Он ездил к врачу в Разград. Потом в Шумен. В Варну. Передвигался по дому словно тень. Говорил что-то и на половине фразы забывал, что хотел сказать.
– Дедушка всегда чудесно играл на аккордеоне, – рассказывает внучка. – Как-то раз весной, может, через два года после того, как у нас забрали медведей, он наконец проснулся в хорошем настроении. Сказал, что нужно жить дальше. Взял свой народный костюм, взял аккордеон и сначала поехал в Варну, а потом позвонил сообщить, что отправляется со знакомым в Грецию. Там он ходил с аккордеоном по ресторанам, пел и собирал деньги.
– Его не было полтора месяца, – говорит жена. – Вернулся он еще более грустный. Сказал: “Я чувствовал себя дураком. Эти песни нельзя петь без медведя”.
И снова ушел в себя.
За год у него набралась целая сумка с лекарствами. Из кожзама. Одни от давления, другие для печени, третьи для почек. Семья еще хранит эту сумку. Не хватает смелости выбросить.
Может быть, живи Димитр в другой стране, он попал бы к врачу, который поставил бы ему диагноз “депрессия”, прописал лекарства, улучшающие самочувствие, а может, даже несколько сеансов с психологом, на которых он рассказывал бы о своей боли после исчезновения медведей. Возможно, психолог помог бы ему справиться с травмой, так, как помогают близким тех, кто погиб в автомобильной аварии или умер от рака. Ведь Мишо присутствовал в его жизни девятнадцать лет.
Может быть, если бы организация, забравшая медведей, работала в несколько ином стиле, ее сотрудники сами предложили бы ему такую помощь.

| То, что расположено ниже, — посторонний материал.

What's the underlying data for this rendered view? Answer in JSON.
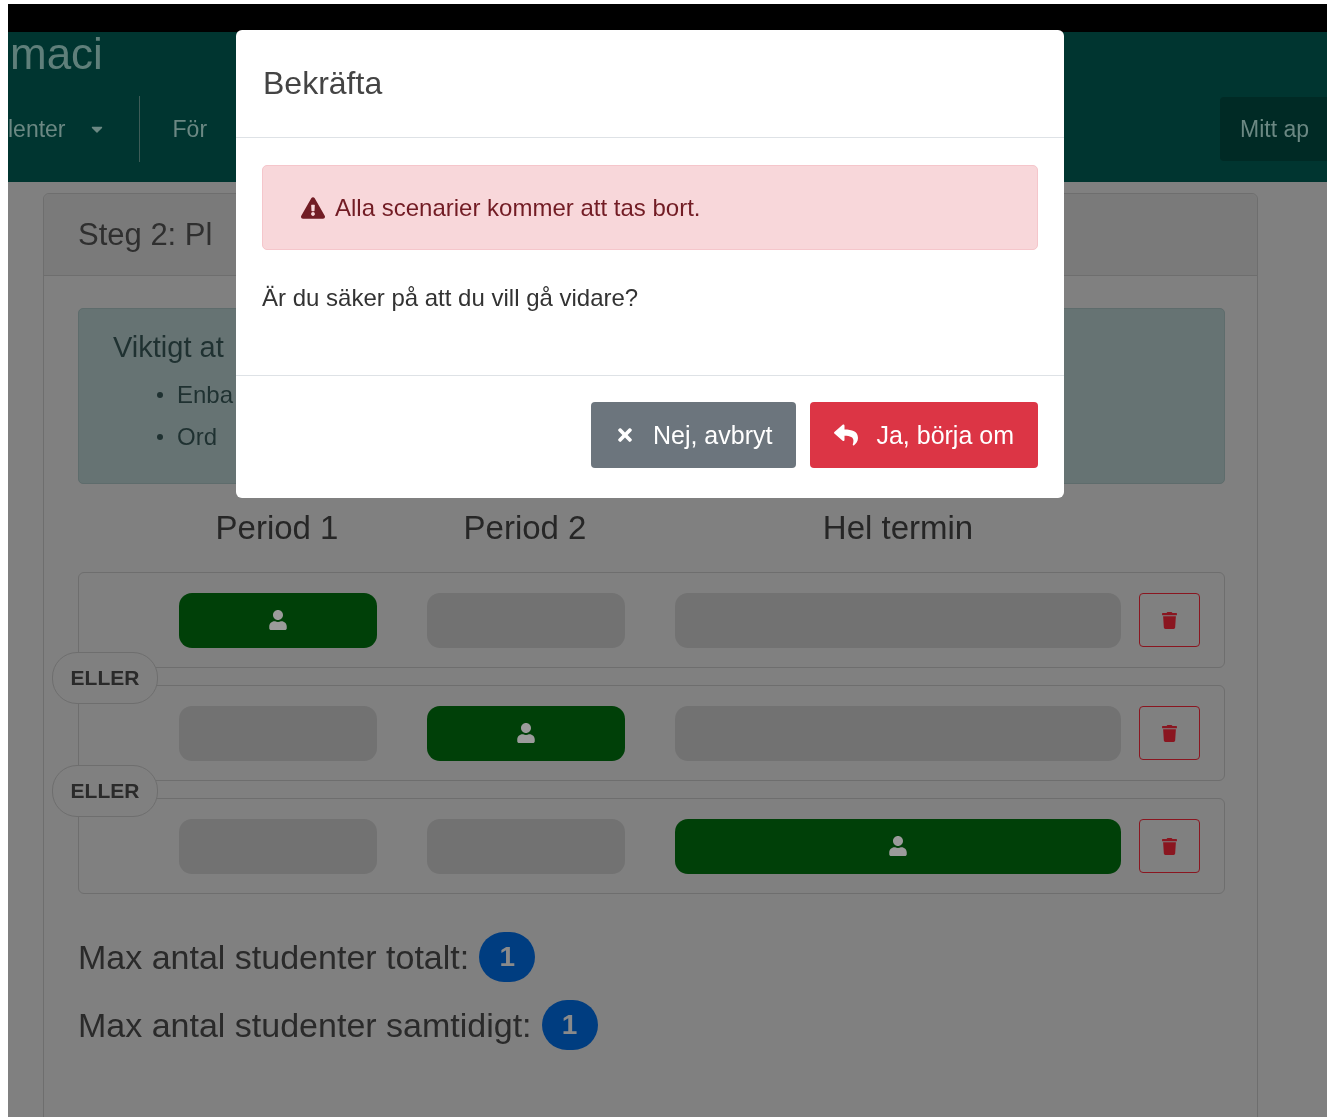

Несложно догадаться, что если кто-то всю свою жизнь занимается чем-то одним, ему тяжело придумать что-то новое. Даже если считать его занятие варварским, нельзя отрицать, что Димитра с Мишо связывали сильные чувства.
Но нет. “Четыре лапы” думают только о животных. На вопрос о медведчиках они отмахиваются: есть специальные организации, занимающиеся правами цыган. Пусть к ним и обращаются.
4
Через несколько месяцев после возвращения из Греции у Димитра случился первый инфаркт. Дома. Он упал в кухне, между столом и холодильником.
Скорая отвезла его в Разград. Врачи сказали, что сердце Димитра в очень плохом состоянии. Что еще одного инфаркта – а это лишь вопрос времени – он не переживет. Димитр вернулся домой с еще большим количеством лекарств и наказом “не нервничать”. Он перестал смотреть новости. Перестал слушать радио. Даже кофе старался не пить.